Comment 17: Overall this is a great study as it provides valuable insights into the differential gene expression between noninvasive and invasive lung adenocarcinoma, particularly focusing on ECM-related proteins. This is highly relevant given the importance of understanding tumor microenvironment interactions in cancer progression and potential therapeutic interventions. However, with addition of control group and addressal of the above mentioned comments, the study can be considered for publication.

            Response: We thank the reviewer for these comments and have addressed the concerns to the best of our ability.

Round 2

Reviewer 2 Report

Comments and Suggestions for Authors

I thank the reviewers for addressing the issues previously raised. However, my concerns regarding this research persist. The RNA data has low significance as it cannot be correlated to the collagen findings. On the other hand, the authors do not explore collagen SHG data beyond fiber volume, which is quite a limited analysis. For this reason, it is my opinion that this manuscript is not robust enough for publication.
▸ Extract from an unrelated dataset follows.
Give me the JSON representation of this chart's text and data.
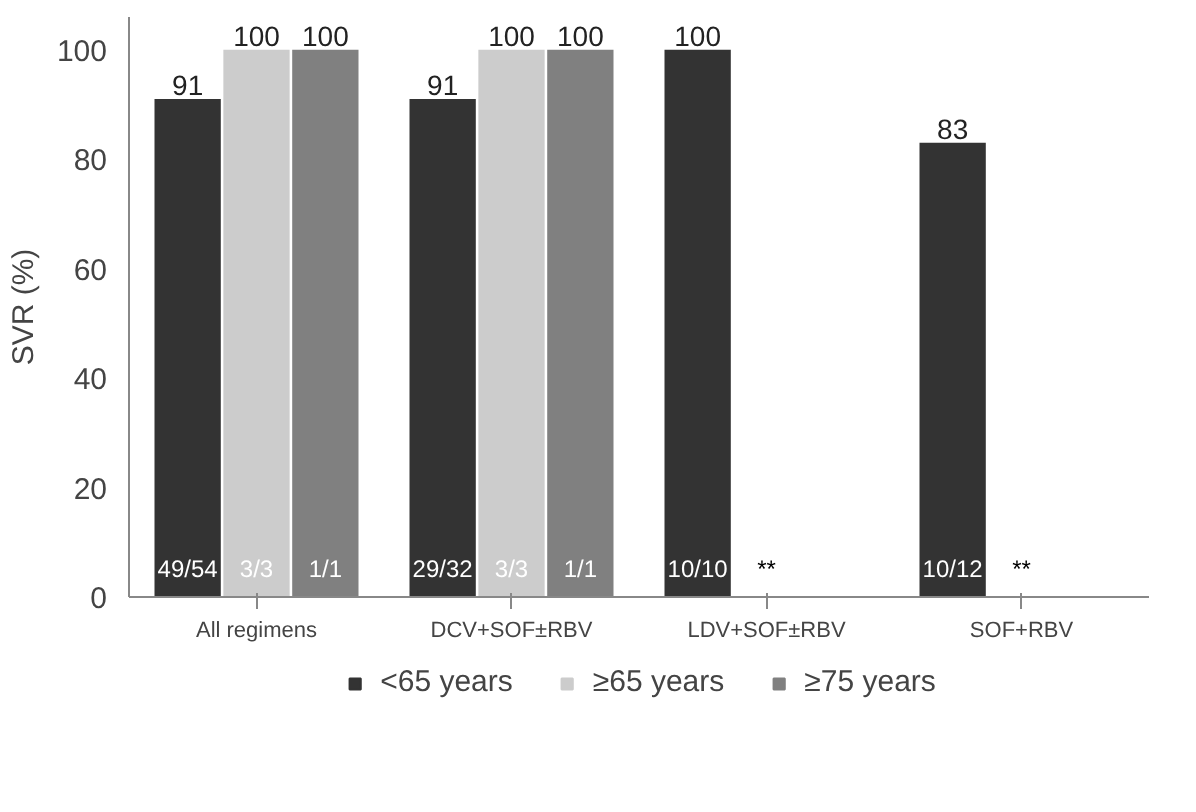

Comments on the Quality of English Language

Minor typos and grammatical errors

Author Response

We thank the Reviewer for their insightful comments.  We have revised the manuscript to address the concerns to the best of our ability to make the manuscript suitable for publication.

Reviewer 3 Report

Comments and Suggestions for Authors

I appreciate the author's response to my comments. The extensive revision of the manuscript makes it more impactful.

Author Response

We appreciate your valuable comments to help us improve the quality of our manuscript.